By Hanif Ghaffari

From Davos to Munich 

February 18, 2018

TEHRAN - The remarks made by European officials at the Munich Security Conference show that they are worried about the future of Europe (given America's policies). Undoubtedly, Donald Trump's presence at the top of the political and executive equations of the United States has exacerbated this concern.

An overview of the views and attitudes of European officials during the Davos and Munich Conference and their comparison with each other suggests that the security, economic, and political concerns of European countries have not only not diminished but are increasing. 

During the World Economic Summit in Davos, the Chancellor of Germany and the President of France both gave a significant warning about the return of nationalism and populism to Europe. This warning has been sent in a time when Far-Right movements in Europe have been able to gain unbelievable power and even seek to conquer a majority of parliaments and form governments. 

In her speech, Angela Merkel emphasized that the twentieth century's mistake shouldn't be repeated. By this, the German Chancellor meant the tendency of European countries to nationalism. Although the German Chancellor warning was serious and necessary, the warning seems to be a little late. Perhaps it would have been better if the warning was forwarded after the European Parliamentary elections in 2014, and subsequently, more practical and deterrent measures were designed. However, Merkel and other European leaders ignored the representation of over a hundred right-wing extremist in the European Parliament in 2014 and merely saw it as a kind of social excitement. 

This social excitement has now become a "political demand" in the West. The dissatisfaction of European citizens with their governments has caused them to explicitly demand the return to the twentieth century and the time before the formation of the United Europe. The recent victories of right wing extremists in Austria, Germany and…, isn't merely the result of the nationalist movement success in introducing its principles and manifestos. But it is also a result of the failure of the "European moderation" policy to resolve social, security and economic problems in the Eurozone and the European Union. In such a situation, European citizens find that the solutions offered by the moderate left parties didn't work in removing the existing crises in Europe. Obviously, in this situation "crossing the traditional parties" would become a general demand in the West. Under such circumstances, Merkel's and other European leaders' warnings about the return to the twentieth century and the time before the formation of the United Europe simply means the inability of the Eurozone authorities in preventing the Right-extremism in the West. 

These concerns remain at the Munich Security Conference. As Reuters reported, The defense ministers of Germany and France pledged to redouble their military and foreign policy cooperation efforts on Friday, inviting other European countries to participate if they felt ready to do so. 
In a speech to the Munich Security Conference, German defense minister Ursula von der Leyen said Europe’s countries would not be able to respond nimbly enough to global challenges if they were stymied by the need to decide joint foreign policy approaches unanimously.  

“Europe has to up its pace in the face of global challenges from terrorism, poverty and climate change,” she said. “Those who want to must be able to advance without being blocked by individual countries.”  

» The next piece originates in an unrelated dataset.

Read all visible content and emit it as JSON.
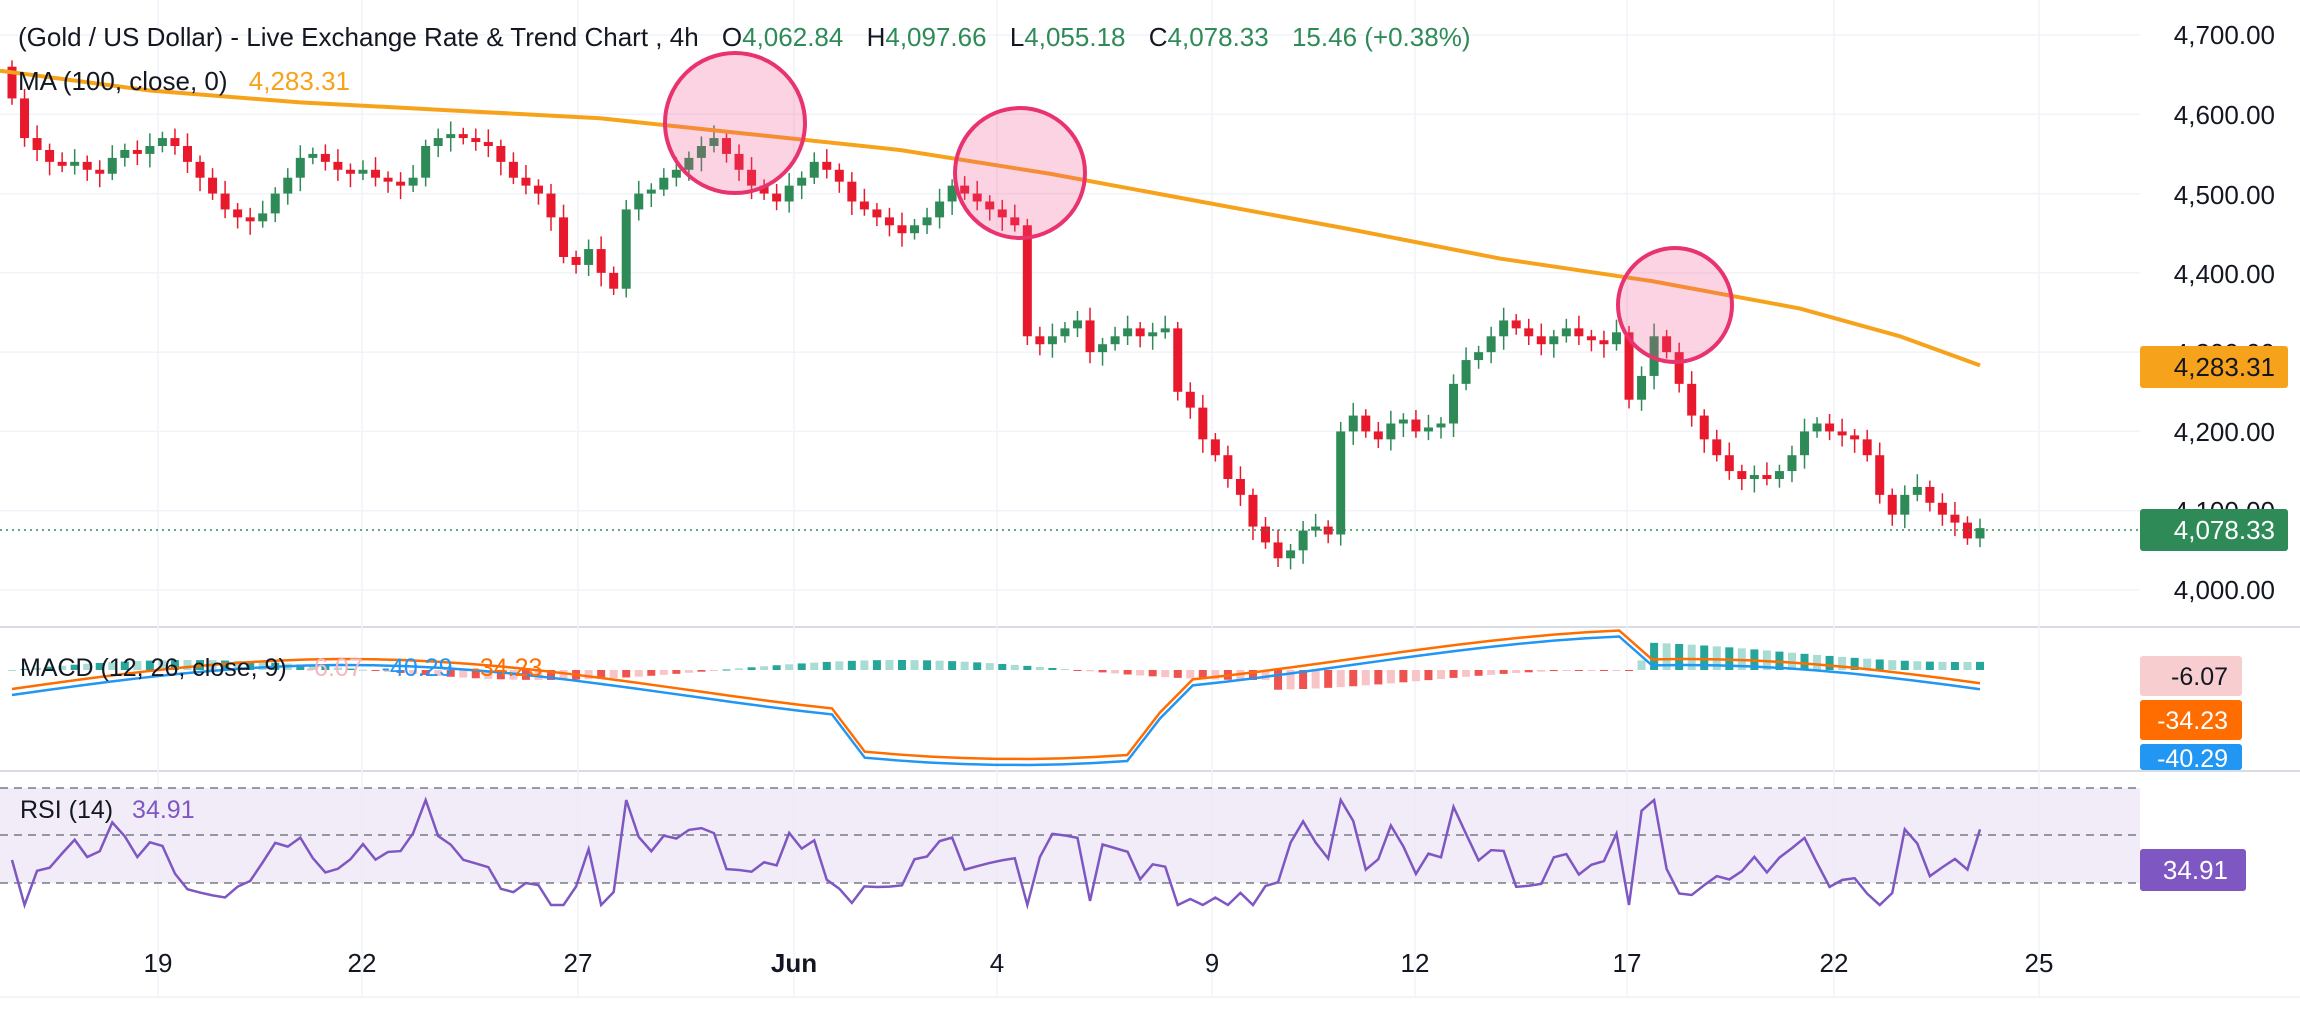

Her French counterpart Florence Parly said any such deepened cooperation would be complementary to the NATO alliance, which itself was based on the principle that members contributed differently depending on their capacities.  

“The reality has always been that some countries are by choice more integrated and more able to act than others,” she said.  

The push comes as Germany’s political class reluctantly concedes it must play a larger security role to match its economic pre-eminence in Europe, amid concerns that the European Union is unable to respond effectively to security concerns beyond its eastern and southern borders.  

But in their deal for another four years of a “grand coalition” government, Chancellor Angela Merkel’s conservatives and the Social Democrats have agreed to boost spending on the armed forces after years of post-Cold War decline.  

The deal, which must still be ratified by the Social Democrat membership, comes as Germany reluctantly takes on the role of the continent’s pre-eminent political power-broker, a role generations of post-war politicians have shied away from.  

Days after U.S. Secretary of Defense James Mattis reiterated President Donald Trump’s demand that European countries spend more on their militaries, Von der Leyen pledged to spend more on its military and the United Nations, but called in return for other countries not to turn away from mulitlateralism. 

The pledges come as the EU seeks a new basis on which to cooperate with Britain, traditionally one of the continent’s leading security players, after its vote to leave the EU. 

Earlier on Friday, the leaders of the three countries’ security services said close security cooperation in areas like terrorism, illegal migration, proliferation and cyber attacks, must continue after Britain’s departure. 

“Cooperation between European intelligence agencies combined with the values of liberal democracy is indispensable, especially against a background of diverse foreign and security challenges,” they said.